When Jonathan Jonas, his wife Deanna and their son moved in with Martha and Don Moore, and their two sons, each family had their own way of doing things and it was difficult to integrate the two. "We tried to fuse two nuclear households and instead we had a meltdown," Martha recalls.

If polyamory is so hard, why bother? For many, it is a hankering for community. Oberon argues that we have become increasingly alienated, partly because of the 20th century's replacement of the extended family with the nuclear family. As a result, many of us are striving "to create complex and deep relationships through extended networks of multiple lovers and extended families". Many polys believe that children also benefit from living in stable, extended poly families (more adults to share the work). Oberon's utopia is attractive, but if just three find it hard to live together, then his vision may be something of a midsummer night's dream.

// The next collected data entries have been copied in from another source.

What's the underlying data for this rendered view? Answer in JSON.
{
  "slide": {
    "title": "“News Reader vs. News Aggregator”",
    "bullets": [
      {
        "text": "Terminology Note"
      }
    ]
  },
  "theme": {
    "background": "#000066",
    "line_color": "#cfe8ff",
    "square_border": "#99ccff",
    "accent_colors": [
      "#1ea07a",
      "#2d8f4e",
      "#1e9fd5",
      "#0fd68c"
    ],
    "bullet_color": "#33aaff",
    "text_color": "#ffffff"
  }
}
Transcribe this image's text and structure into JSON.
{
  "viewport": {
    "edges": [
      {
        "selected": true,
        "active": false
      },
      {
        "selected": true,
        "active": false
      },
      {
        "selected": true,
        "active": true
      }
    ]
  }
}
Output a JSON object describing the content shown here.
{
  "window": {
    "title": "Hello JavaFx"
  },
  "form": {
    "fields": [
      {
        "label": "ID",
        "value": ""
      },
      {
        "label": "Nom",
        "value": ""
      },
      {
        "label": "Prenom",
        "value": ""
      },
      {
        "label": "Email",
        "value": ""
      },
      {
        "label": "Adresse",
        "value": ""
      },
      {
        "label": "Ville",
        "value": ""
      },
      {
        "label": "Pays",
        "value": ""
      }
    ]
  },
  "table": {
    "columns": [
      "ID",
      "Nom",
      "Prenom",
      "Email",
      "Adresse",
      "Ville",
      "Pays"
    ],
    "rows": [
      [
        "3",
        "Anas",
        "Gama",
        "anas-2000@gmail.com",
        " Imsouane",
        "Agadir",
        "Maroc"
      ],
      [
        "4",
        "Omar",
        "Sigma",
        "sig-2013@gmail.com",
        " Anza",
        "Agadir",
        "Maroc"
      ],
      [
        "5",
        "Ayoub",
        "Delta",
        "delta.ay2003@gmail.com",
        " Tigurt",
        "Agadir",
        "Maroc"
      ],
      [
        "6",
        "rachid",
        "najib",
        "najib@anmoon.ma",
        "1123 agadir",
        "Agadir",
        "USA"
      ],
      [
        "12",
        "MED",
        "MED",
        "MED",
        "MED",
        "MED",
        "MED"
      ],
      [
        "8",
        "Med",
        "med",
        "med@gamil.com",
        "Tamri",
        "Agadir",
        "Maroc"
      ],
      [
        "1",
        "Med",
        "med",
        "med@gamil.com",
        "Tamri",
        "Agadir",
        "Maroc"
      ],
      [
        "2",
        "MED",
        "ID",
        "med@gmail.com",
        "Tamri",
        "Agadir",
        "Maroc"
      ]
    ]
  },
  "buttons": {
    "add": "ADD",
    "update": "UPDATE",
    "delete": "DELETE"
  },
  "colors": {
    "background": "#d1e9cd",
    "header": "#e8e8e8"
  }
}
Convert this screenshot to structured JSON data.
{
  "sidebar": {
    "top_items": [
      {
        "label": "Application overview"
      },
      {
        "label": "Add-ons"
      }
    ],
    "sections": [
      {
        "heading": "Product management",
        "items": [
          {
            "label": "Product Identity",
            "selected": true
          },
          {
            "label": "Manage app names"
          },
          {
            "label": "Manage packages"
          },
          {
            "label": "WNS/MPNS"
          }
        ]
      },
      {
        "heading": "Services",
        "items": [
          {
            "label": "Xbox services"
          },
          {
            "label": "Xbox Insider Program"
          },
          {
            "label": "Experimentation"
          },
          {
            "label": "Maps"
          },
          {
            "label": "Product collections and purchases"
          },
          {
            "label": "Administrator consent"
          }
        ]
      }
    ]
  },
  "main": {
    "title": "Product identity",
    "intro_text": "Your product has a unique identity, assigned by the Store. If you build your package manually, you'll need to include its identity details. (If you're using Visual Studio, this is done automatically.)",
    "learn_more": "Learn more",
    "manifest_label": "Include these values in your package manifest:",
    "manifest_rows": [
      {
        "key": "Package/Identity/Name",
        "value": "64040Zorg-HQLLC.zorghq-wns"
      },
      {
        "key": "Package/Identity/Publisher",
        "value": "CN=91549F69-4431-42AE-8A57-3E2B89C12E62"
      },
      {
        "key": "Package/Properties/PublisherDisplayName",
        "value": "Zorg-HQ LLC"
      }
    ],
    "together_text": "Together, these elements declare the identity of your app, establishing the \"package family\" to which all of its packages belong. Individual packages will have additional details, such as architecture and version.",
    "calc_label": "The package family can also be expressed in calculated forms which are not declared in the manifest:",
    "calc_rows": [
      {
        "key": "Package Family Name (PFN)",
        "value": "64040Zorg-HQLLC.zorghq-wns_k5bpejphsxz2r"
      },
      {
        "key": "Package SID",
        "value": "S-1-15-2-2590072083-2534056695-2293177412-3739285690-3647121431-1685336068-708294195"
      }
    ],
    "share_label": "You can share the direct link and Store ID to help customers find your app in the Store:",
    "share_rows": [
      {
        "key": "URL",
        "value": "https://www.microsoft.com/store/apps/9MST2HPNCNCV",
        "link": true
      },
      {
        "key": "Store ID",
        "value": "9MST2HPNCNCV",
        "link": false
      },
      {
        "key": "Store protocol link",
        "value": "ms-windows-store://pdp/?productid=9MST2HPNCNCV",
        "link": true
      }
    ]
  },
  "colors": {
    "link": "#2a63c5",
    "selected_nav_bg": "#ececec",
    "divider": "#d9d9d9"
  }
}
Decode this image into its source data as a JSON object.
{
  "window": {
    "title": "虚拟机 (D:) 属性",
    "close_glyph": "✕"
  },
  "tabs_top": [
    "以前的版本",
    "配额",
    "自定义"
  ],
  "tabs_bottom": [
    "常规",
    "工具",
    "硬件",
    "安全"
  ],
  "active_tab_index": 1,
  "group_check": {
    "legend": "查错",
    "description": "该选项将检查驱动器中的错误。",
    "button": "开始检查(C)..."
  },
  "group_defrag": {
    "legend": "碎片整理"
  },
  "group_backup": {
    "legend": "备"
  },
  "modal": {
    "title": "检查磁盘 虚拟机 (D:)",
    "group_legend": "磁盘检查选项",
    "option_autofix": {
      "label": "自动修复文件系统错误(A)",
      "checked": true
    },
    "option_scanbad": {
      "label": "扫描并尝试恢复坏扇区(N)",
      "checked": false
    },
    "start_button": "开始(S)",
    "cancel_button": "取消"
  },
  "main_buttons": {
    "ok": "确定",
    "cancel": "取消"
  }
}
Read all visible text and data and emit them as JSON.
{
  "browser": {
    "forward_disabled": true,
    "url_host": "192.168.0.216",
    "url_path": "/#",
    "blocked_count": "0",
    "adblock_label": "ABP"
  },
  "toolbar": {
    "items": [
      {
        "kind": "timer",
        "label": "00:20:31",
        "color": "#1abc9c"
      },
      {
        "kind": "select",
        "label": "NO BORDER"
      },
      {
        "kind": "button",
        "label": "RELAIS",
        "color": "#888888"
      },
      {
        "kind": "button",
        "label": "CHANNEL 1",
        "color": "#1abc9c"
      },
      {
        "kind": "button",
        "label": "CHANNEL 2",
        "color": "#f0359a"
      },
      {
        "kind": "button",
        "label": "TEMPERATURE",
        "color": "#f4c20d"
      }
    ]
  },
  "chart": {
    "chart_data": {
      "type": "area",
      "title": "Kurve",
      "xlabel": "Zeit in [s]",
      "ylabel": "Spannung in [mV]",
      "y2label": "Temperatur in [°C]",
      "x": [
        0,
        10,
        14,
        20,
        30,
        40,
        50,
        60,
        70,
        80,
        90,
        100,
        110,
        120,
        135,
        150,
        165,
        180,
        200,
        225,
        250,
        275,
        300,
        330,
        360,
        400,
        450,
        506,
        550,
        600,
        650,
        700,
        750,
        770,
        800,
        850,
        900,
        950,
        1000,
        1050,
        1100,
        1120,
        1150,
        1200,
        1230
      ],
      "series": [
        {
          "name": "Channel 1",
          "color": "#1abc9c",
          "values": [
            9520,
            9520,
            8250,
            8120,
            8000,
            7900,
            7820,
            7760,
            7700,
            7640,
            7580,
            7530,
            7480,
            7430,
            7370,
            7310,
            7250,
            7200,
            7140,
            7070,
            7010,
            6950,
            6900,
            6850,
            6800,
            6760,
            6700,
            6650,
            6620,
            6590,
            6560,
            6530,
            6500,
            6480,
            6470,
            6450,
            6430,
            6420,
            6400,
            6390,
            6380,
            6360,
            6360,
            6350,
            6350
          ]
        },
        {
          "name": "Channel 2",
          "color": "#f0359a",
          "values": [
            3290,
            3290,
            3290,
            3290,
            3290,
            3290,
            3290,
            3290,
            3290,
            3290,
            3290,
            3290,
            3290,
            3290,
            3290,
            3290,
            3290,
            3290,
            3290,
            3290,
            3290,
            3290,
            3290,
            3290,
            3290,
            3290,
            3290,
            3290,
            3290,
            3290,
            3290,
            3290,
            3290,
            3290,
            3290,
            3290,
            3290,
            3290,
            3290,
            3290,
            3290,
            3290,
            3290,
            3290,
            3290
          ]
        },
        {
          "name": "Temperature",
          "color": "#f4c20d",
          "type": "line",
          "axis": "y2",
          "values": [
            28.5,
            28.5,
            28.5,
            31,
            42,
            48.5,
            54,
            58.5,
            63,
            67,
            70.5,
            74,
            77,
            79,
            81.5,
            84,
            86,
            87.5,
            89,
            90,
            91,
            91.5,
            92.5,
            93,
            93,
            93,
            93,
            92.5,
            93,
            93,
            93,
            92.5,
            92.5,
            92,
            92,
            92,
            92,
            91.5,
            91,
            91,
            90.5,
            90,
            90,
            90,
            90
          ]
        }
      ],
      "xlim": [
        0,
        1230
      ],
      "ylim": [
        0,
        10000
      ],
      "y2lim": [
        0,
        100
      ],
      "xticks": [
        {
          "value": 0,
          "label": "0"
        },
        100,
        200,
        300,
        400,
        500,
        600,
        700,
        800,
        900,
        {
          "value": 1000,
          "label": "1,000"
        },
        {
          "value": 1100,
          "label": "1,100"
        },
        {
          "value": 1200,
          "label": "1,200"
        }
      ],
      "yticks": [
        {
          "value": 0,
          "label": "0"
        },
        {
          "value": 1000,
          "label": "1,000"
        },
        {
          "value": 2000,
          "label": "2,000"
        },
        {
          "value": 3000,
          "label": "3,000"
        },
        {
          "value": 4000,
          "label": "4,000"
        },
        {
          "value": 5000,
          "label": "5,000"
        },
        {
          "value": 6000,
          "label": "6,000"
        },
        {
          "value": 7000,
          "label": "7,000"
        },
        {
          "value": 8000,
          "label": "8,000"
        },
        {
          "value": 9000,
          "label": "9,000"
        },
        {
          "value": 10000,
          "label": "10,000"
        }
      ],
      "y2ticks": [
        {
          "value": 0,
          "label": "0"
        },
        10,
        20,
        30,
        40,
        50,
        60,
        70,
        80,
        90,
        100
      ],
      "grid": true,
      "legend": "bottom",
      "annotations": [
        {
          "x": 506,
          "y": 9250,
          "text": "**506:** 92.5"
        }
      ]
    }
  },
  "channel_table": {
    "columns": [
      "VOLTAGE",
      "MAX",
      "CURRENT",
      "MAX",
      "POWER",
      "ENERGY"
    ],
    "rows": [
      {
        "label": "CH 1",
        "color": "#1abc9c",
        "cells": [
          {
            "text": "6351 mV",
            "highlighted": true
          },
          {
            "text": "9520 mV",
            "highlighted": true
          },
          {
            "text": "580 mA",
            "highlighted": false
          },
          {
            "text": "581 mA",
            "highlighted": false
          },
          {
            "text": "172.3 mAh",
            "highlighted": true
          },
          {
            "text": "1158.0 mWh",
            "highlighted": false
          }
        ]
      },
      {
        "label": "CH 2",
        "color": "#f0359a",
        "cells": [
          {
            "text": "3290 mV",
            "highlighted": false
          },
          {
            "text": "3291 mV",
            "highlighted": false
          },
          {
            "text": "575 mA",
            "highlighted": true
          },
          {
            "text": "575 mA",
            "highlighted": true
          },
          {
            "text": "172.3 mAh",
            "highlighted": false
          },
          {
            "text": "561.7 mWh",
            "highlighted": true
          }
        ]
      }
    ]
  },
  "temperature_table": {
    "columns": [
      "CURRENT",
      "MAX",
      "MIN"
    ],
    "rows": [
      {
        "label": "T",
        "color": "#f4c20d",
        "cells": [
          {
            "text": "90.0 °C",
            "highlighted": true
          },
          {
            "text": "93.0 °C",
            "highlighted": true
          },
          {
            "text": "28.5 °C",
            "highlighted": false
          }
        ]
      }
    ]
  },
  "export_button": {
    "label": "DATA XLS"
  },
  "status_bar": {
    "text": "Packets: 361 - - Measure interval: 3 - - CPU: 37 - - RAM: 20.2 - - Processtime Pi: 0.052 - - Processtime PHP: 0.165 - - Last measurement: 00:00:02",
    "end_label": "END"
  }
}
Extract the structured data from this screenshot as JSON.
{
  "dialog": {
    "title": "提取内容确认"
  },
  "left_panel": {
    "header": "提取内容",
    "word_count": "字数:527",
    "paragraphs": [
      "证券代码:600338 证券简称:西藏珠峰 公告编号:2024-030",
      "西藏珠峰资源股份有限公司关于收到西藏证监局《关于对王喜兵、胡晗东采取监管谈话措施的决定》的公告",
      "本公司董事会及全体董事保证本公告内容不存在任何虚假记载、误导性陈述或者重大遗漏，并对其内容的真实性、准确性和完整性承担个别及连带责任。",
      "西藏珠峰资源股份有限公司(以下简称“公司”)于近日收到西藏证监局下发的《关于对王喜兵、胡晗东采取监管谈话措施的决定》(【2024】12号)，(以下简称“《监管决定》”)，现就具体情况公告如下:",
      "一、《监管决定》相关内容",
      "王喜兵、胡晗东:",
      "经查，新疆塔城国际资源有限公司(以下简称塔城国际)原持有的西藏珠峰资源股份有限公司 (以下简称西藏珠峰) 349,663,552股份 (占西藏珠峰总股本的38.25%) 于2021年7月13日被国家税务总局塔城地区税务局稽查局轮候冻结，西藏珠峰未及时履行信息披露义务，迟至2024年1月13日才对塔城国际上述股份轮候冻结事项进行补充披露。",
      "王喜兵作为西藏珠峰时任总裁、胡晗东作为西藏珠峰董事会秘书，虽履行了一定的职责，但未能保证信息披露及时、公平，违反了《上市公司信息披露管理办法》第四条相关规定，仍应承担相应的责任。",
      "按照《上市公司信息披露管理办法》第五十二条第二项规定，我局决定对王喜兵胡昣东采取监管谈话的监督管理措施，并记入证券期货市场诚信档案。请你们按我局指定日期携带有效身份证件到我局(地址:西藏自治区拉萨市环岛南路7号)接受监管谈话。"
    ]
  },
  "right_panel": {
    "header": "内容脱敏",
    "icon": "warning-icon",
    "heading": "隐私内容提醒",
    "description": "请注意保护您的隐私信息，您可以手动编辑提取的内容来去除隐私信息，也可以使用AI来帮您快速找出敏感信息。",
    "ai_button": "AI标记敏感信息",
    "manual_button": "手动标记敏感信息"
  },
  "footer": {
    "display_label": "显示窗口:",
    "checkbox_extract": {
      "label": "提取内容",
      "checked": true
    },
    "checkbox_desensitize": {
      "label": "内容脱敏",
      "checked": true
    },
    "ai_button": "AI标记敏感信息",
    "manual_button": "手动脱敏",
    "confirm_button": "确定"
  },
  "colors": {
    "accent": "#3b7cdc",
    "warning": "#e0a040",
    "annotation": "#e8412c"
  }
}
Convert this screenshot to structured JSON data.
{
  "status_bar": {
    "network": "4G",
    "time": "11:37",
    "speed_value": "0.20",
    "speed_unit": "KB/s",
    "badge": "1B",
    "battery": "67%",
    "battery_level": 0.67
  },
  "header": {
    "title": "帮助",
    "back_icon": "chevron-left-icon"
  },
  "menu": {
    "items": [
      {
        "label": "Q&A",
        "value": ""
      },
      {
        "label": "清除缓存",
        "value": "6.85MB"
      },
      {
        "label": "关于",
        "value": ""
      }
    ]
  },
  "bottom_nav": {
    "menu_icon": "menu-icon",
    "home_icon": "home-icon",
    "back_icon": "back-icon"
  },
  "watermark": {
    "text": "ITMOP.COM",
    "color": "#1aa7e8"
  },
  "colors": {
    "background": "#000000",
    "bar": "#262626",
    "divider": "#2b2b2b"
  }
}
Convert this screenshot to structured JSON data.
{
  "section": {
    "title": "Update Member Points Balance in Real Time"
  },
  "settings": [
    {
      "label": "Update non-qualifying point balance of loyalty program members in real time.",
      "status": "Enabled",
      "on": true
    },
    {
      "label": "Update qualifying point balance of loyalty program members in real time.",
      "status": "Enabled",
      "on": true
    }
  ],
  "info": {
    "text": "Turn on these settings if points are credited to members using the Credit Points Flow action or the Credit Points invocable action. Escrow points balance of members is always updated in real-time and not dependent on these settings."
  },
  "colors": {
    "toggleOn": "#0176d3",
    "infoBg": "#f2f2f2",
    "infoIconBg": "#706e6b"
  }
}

A more compelling argument for polyamory is human nature. Since so many people are already non-monogamous, why not develop a non-monogamy that is honest, responsible and socially acceptable? Grant says: "It seems weird that having affairs is OK but being upfront about it is rocking the boat." Polys agree that some people are monogamous by nature. But some of us are not, and more and more are refusing to be shoehorned into monogamy. You yourself may already live next door to Mr and Mr and Mrs Jones.